Friday, October 23, 2020

The Bad News?

187.

I am reminded of the secret once again. The answer to how to do anything is found in two embarrassingly simple, but majestically powerful actions. They are:

1) Take the first step.
2) Keep going.

Be it a marathon or election to public office, the actions necessary for achievement are the same. Start and move relentlessly towards the shining light of your goal.

This is not to say that there will be no challenges, setbacks, pitfalls, roadblocks, detours, obstructions, gunshot wounds, temptations, tests or tragedies, but that the committed spirit sees them all as part of the growth process necessary for survival and the eventual success of the primary objective. There will be bad news and occasionally worse news. If it doesn't kill you, you will be stronger for the experience. Yes, there will be the occasional alligator observing your drainage of the swamp, but, and I chuckle at the mixed metaphor, as the Arabs say, "Dogs bark but the caravan moves along.'

Step one accomplished, the decision to get back into the game, I see the gator and hear the hound, as I prepare for the medical prognosis. I need to know the odds. Am I looking at a year of convalescence? Have I suffered injuries that under normal circumstances render patients permanently disabled, handicapped, paralyzed or sentenced to a compromised live of limited mobility and motor function? I am looking for the truth. I can handle it.

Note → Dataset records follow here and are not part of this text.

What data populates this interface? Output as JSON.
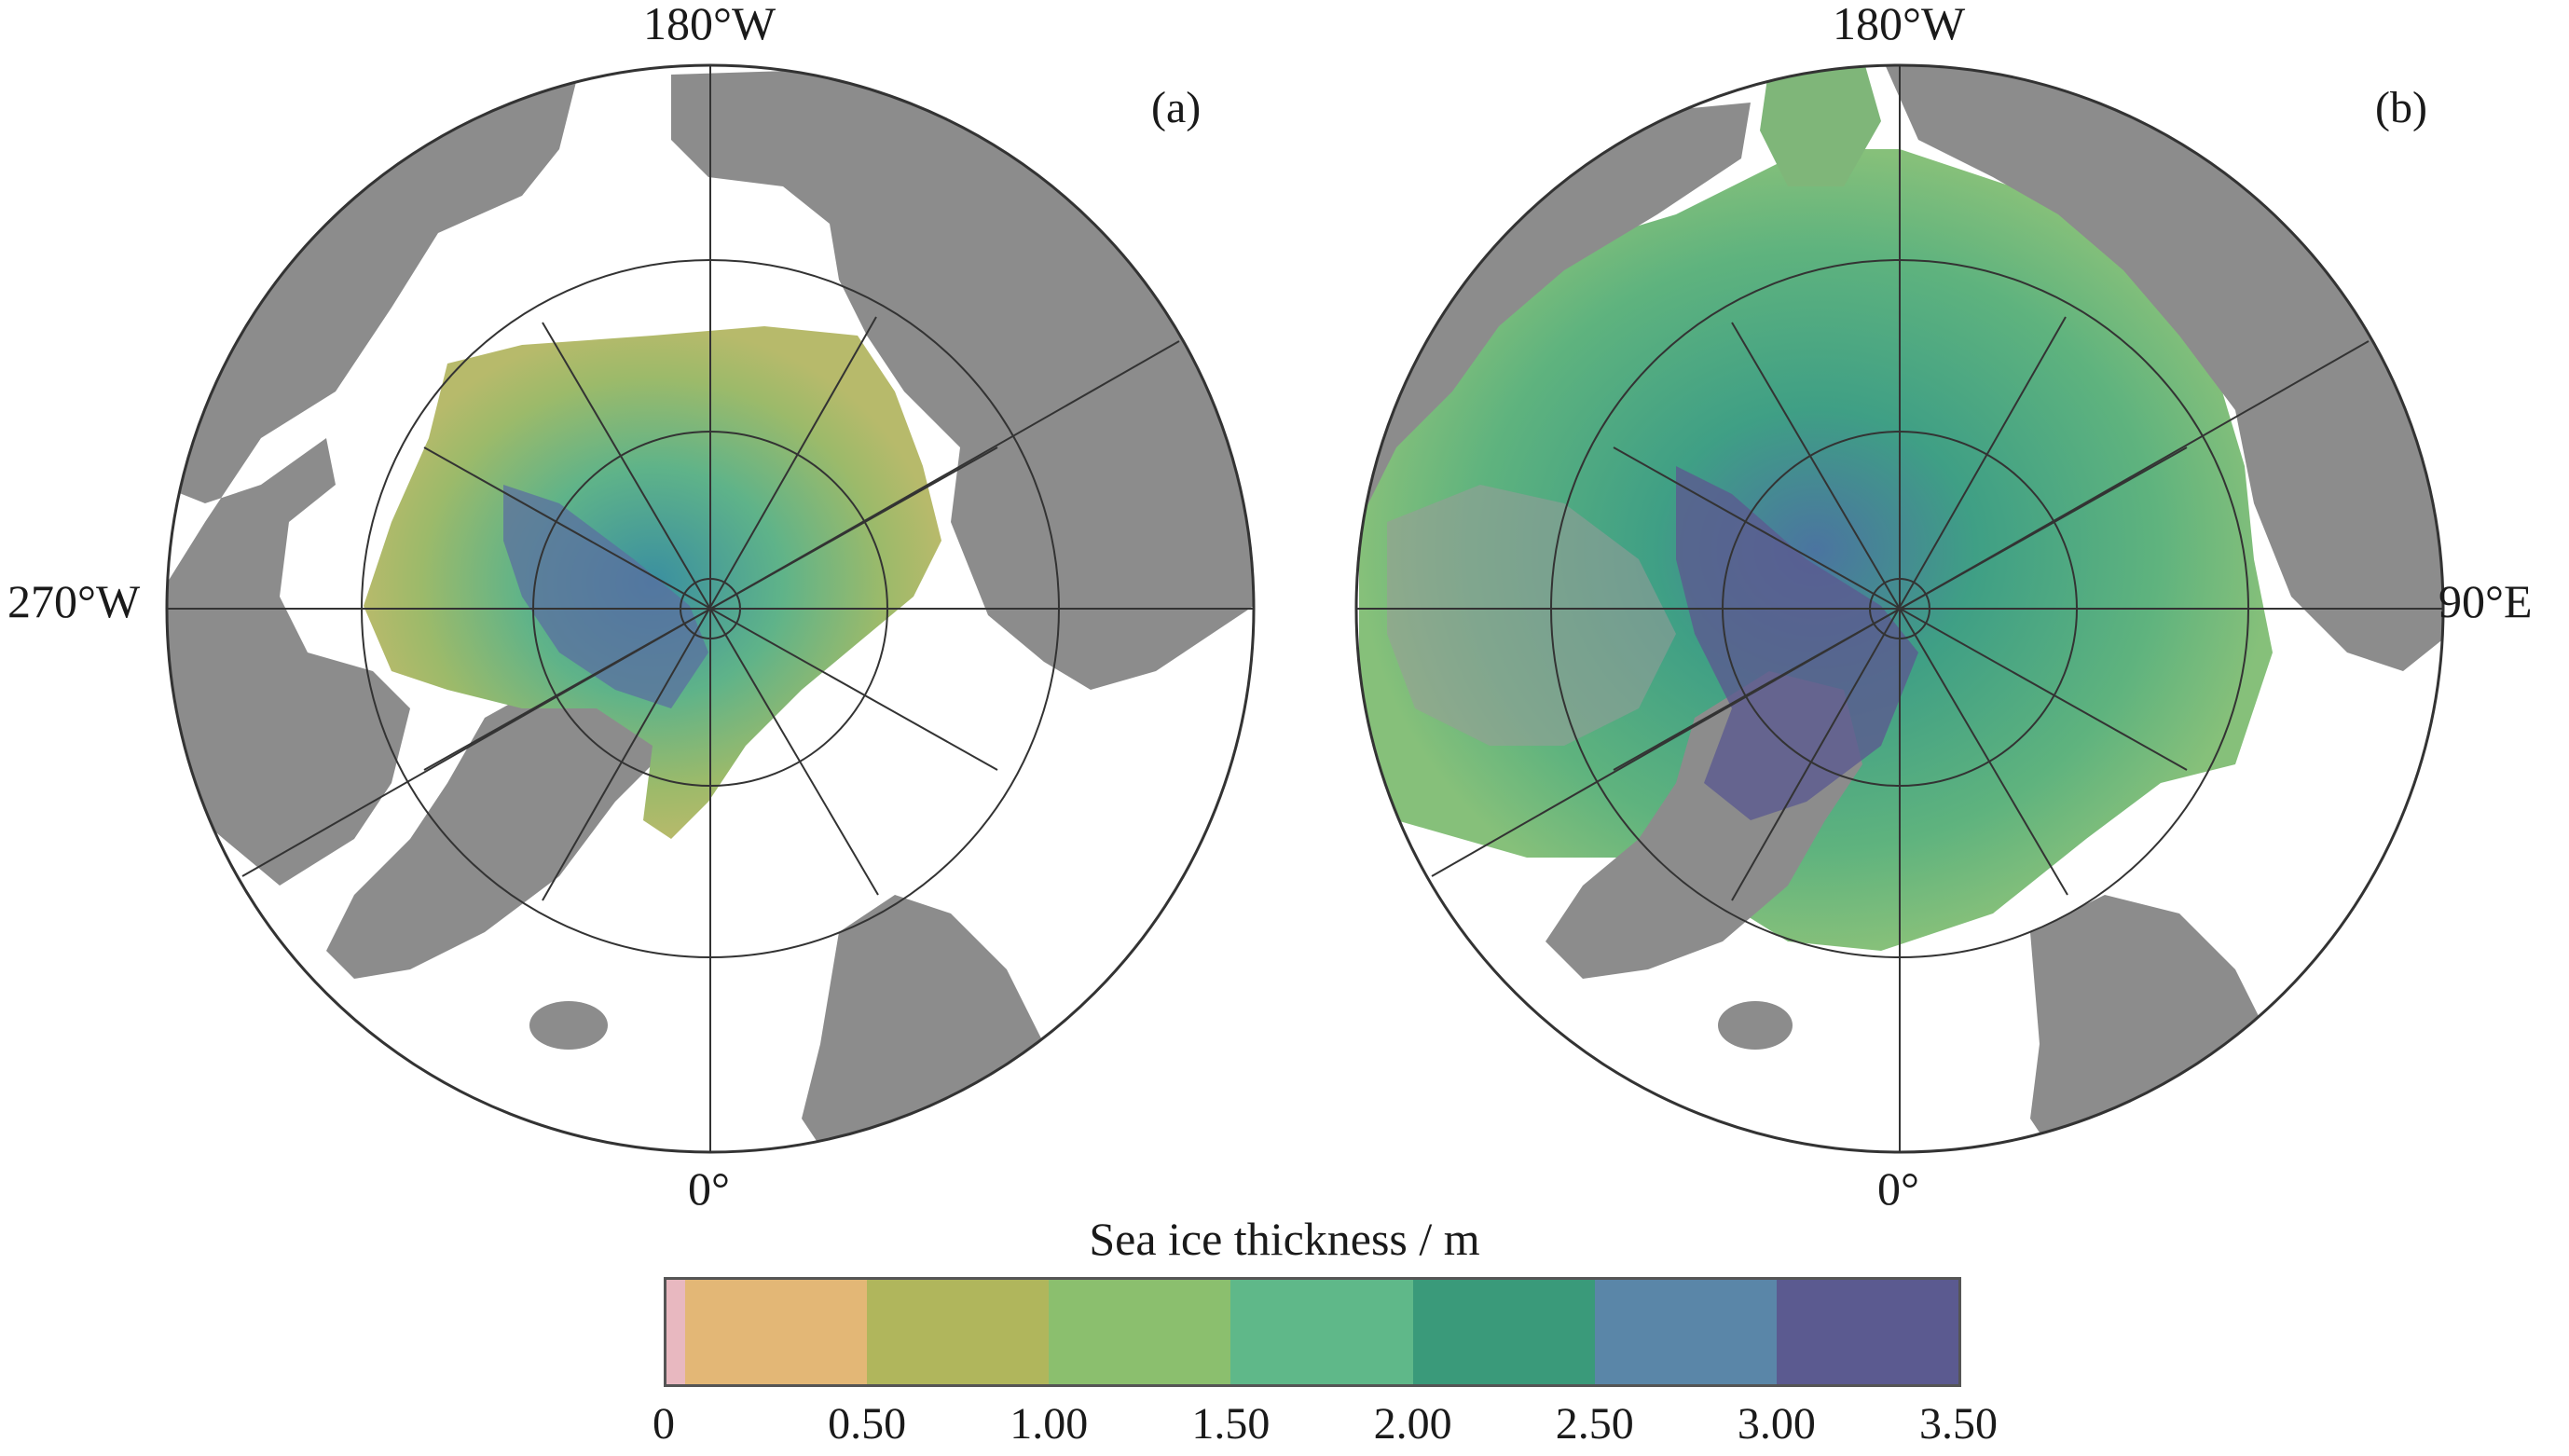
{
  "panels": [
    {
      "letter": "(a)",
      "labels": {
        "top": "180°W",
        "left": "270°W",
        "right": "",
        "bottom": "0°"
      }
    },
    {
      "letter": "(b)",
      "labels": {
        "top": "180°W",
        "left": "",
        "right": "90°E",
        "bottom": "0°"
      }
    }
  ],
  "legend": {
    "title": "Sea ice thickness / m",
    "ticks": [
      "0",
      "0.50",
      "1.00",
      "1.50",
      "2.00",
      "2.50",
      "3.00",
      "3.50"
    ],
    "colors": [
      "#e8b8c0",
      "#e3b776",
      "#b0b65c",
      "#8bbf6e",
      "#5fb889",
      "#3a9a7a",
      "#5a86a8",
      "#5b5a90"
    ]
  },
  "colors": {
    "land": "#8c8c8c",
    "ocean": "#ffffff",
    "grid": "#333333"
  }
}
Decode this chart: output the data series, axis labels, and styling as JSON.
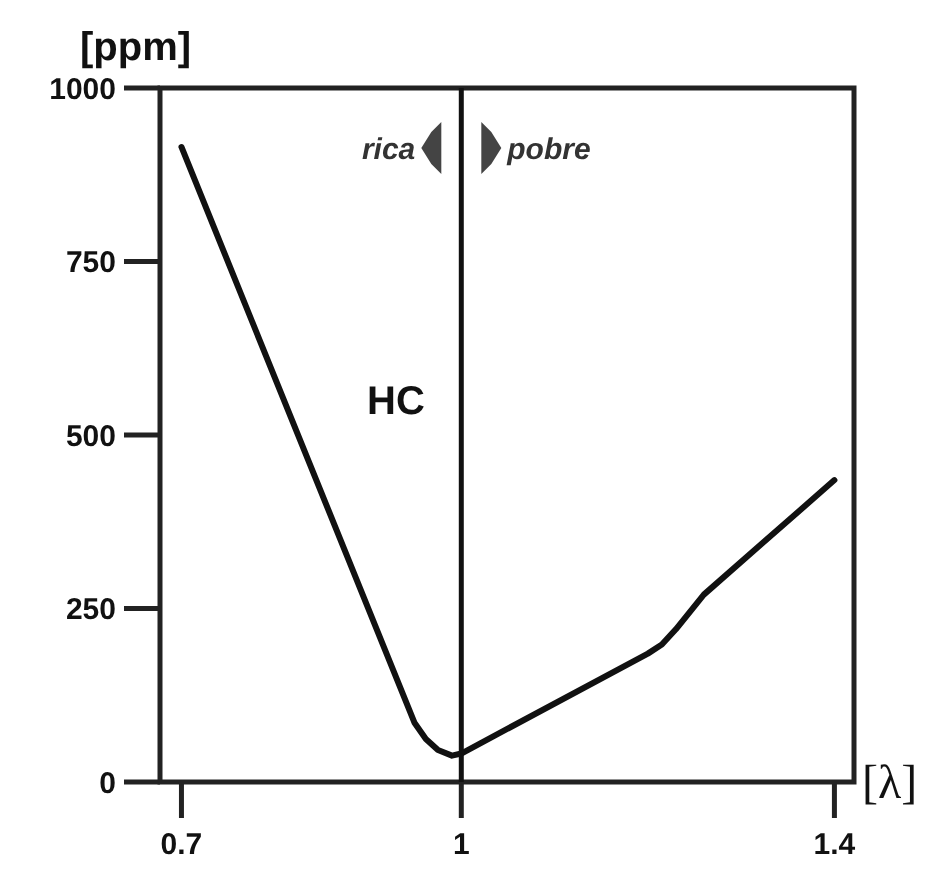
{
  "chart_data": {
    "type": "line",
    "xlabel": "[λ]",
    "ylabel": "[ppm]",
    "x": [
      0.7,
      0.95,
      0.962,
      0.975,
      0.99,
      1.0,
      1.2,
      1.215,
      1.23,
      1.26,
      1.4
    ],
    "series": [
      {
        "color": "#111111",
        "values": [
          915,
          85,
          62,
          46,
          38,
          41,
          185,
          198,
          220,
          270,
          435
        ]
      }
    ],
    "xlim": [
      0.677,
      1.421
    ],
    "xticks": [
      0.7,
      1,
      1.4
    ],
    "ylim": [
      0,
      1000
    ],
    "yticks": [
      0,
      250,
      500,
      750,
      1000
    ],
    "ref_lines": [
      {
        "axis": "x",
        "value": 1,
        "color": "#111111"
      }
    ],
    "annotations": [
      "HC",
      "rica",
      "pobre"
    ],
    "grid": false,
    "marker": "none",
    "line_style": "solid"
  }
}
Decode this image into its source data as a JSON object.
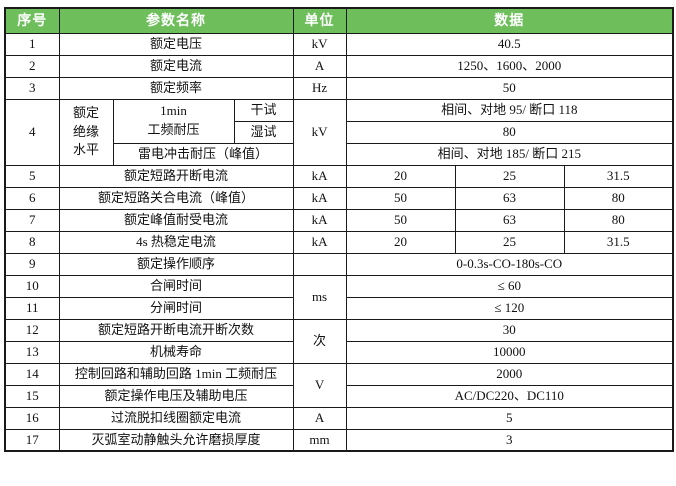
{
  "colors": {
    "header_bg": "#6EBE5C",
    "header_text": "#FFFFFF",
    "border": "#1A1A1A",
    "text": "#111111",
    "background": "#FFFFFF"
  },
  "table": {
    "header": {
      "serial": "序号",
      "param": "参数名称",
      "unit": "单位",
      "data_col": "数据"
    },
    "r1": {
      "no": "1",
      "param": "额定电压",
      "unit": "kV",
      "data": "40.5"
    },
    "r2": {
      "no": "2",
      "param": "额定电流",
      "unit": "A",
      "data": "1250、1600、2000"
    },
    "r3": {
      "no": "3",
      "param": "额定频率",
      "unit": "Hz",
      "data": "50"
    },
    "r4": {
      "no": "4",
      "group": {
        "l1": "额定",
        "l2": "绝缘",
        "l3": "水平"
      },
      "freq_test": {
        "l1": "1min",
        "l2": "工频耐压"
      },
      "dry": "干试",
      "wet": "湿试",
      "lightning": "雷电冲击耐压（峰值）",
      "unit": "kV",
      "data_dry": "相间、对地 95/ 断口 118",
      "data_wet": "80",
      "data_lightning": "相间、对地 185/ 断口 215"
    },
    "r5": {
      "no": "5",
      "param": "额定短路开断电流",
      "unit": "kA",
      "d1": "20",
      "d2": "25",
      "d3": "31.5"
    },
    "r6": {
      "no": "6",
      "param": "额定短路关合电流（峰值）",
      "unit": "kA",
      "d1": "50",
      "d2": "63",
      "d3": "80"
    },
    "r7": {
      "no": "7",
      "param": "额定峰值耐受电流",
      "unit": "kA",
      "d1": "50",
      "d2": "63",
      "d3": "80"
    },
    "r8": {
      "no": "8",
      "param": "4s 热稳定电流",
      "unit": "kA",
      "d1": "20",
      "d2": "25",
      "d3": "31.5"
    },
    "r9": {
      "no": "9",
      "param": "额定操作顺序",
      "unit": "",
      "data": "0-0.3s-CO-180s-CO"
    },
    "unit_ms": "ms",
    "r10": {
      "no": "10",
      "param": "合闸时间",
      "data": "≤ 60"
    },
    "r11": {
      "no": "11",
      "param": "分闸时间",
      "data": "≤ 120"
    },
    "unit_times": "次",
    "r12": {
      "no": "12",
      "param": "额定短路开断电流开断次数",
      "data": "30"
    },
    "r13": {
      "no": "13",
      "param": "机械寿命",
      "data": "10000"
    },
    "unit_v": "V",
    "r14": {
      "no": "14",
      "param": "控制回路和辅助回路 1min 工频耐压",
      "data": "2000"
    },
    "r15": {
      "no": "15",
      "param": "额定操作电压及辅助电压",
      "data": "AC/DC220、DC110"
    },
    "r16": {
      "no": "16",
      "param": "过流脱扣线圈额定电流",
      "unit": "A",
      "data": "5"
    },
    "r17": {
      "no": "17",
      "param": "灭弧室动静触头允许磨损厚度",
      "unit": "mm",
      "data": "3"
    }
  }
}
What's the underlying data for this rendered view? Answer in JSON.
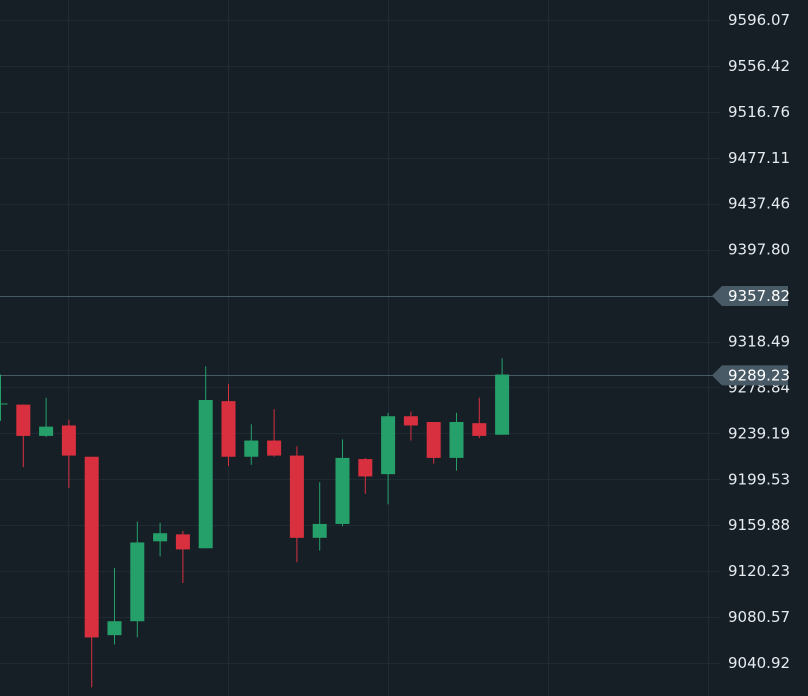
{
  "chart_data": {
    "type": "candlestick",
    "title": "",
    "xlabel": "",
    "ylabel": "",
    "ylim": [
      9020,
      9615
    ],
    "y_ticks": [
      "9596.07",
      "9556.42",
      "9516.76",
      "9477.11",
      "9437.46",
      "9397.80",
      "9318.49",
      "9278.84",
      "9239.19",
      "9199.53",
      "9159.88",
      "9120.23",
      "9080.57",
      "9040.92"
    ],
    "price_lines": [
      {
        "label": "9357.82",
        "value": 9357.82,
        "color": "#485a66"
      },
      {
        "label": "9289.23",
        "value": 9289.23,
        "color": "#485a66"
      }
    ],
    "colors": {
      "background": "#161f26",
      "grid": "#1f2b33",
      "up": "#26a06a",
      "down": "#d8303f",
      "text": "#e6ebef"
    },
    "candles": [
      {
        "o": 9265,
        "h": 9290,
        "l": 9250,
        "c": 9265
      },
      {
        "o": 9264,
        "h": 9264,
        "l": 9210,
        "c": 9237
      },
      {
        "o": 9237,
        "h": 9270,
        "l": 9236,
        "c": 9245
      },
      {
        "o": 9246,
        "h": 9251,
        "l": 9192,
        "c": 9220
      },
      {
        "o": 9219,
        "h": 9219,
        "l": 9020,
        "c": 9063
      },
      {
        "o": 9065,
        "h": 9123,
        "l": 9057,
        "c": 9077
      },
      {
        "o": 9077,
        "h": 9163,
        "l": 9063,
        "c": 9145
      },
      {
        "o": 9146,
        "h": 9162,
        "l": 9133,
        "c": 9153
      },
      {
        "o": 9152,
        "h": 9155,
        "l": 9110,
        "c": 9139
      },
      {
        "o": 9140,
        "h": 9297,
        "l": 9140,
        "c": 9268
      },
      {
        "o": 9267,
        "h": 9282,
        "l": 9211,
        "c": 9219
      },
      {
        "o": 9219,
        "h": 9247,
        "l": 9212,
        "c": 9233
      },
      {
        "o": 9233,
        "h": 9260,
        "l": 9219,
        "c": 9220
      },
      {
        "o": 9220,
        "h": 9228,
        "l": 9128,
        "c": 9149
      },
      {
        "o": 9149,
        "h": 9197,
        "l": 9138,
        "c": 9161
      },
      {
        "o": 9161,
        "h": 9234,
        "l": 9159,
        "c": 9218
      },
      {
        "o": 9217,
        "h": 9218,
        "l": 9187,
        "c": 9202
      },
      {
        "o": 9204,
        "h": 9257,
        "l": 9178,
        "c": 9254
      },
      {
        "o": 9254,
        "h": 9258,
        "l": 9233,
        "c": 9246
      },
      {
        "o": 9249,
        "h": 9249,
        "l": 9213,
        "c": 9218
      },
      {
        "o": 9218,
        "h": 9257,
        "l": 9207,
        "c": 9249
      },
      {
        "o": 9248,
        "h": 9270,
        "l": 9235,
        "c": 9237
      },
      {
        "o": 9238,
        "h": 9304,
        "l": 9238,
        "c": 9290
      }
    ]
  }
}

Davis and Julie along with the hospital's speech therapist have been assisting with my ability to talk. It has been painful. But progress, the second part of the secret equation, has paid a decent dividend of improvement. I can carry a conversation, slow and meticulous, but successful. Both my partners understand my plight and, as teammates, support my efforts unquestioningly. Today is the first of many big days as I meet with the team of specialists and the showrunner, the lead MD, to discuss the current medical reality and their expert opinion(s) on the prognosis of recovery, full or otherwise. And of course the time it will take to get there.

My concept of the passage of time diminished, it seems like a sudden death enternity
until the staff assembles in my room to address the state of my state. There are four doctors and three of my teammates, Harlan, our lawyer, joining Davis and Julie in attendance. I have been cleaned up, propped up and topped off with the first non-intravenous food in eight months in preparation for the session. I am prepared for a good news - bad news session but concerned about my right arm being the weak link in the food to mouth utility of the fork tool.

The meeting, feeling more like a deposition, begins with the lead doc addressing me by what I assume to be an alias created for security reasons.

"Good afternoon Mr Larsen, you are looking great today, how are you feeling?" he begins.

I make the standard facial so-so gesture indicating that things could always be better and, of course a lot worse.

"At your request we have been asked by your counsel who holds your advance directive, to address your current physical and phycological state of being in order to provide a timeframe for recovery and an, I assume, a return to your former employment, however hazy the exact details of that position may be," he looks at my three colleagues over his glasses and continues, "so as much as I feel that this is premature, given the extent of the injuries sustained by the GSWs, we will provide our analysis and suggestions for the best possible course of action, which of course includes the element of time."

The others silently nod in agreement.

In sinister failure of appropriate bedside manner he nonchalantly flips a page on his clipboard, looks at me, at the half-eaten plate of scrambled eggs, back to me, and asks,

"Which would you like first, the bad news or the bad news?"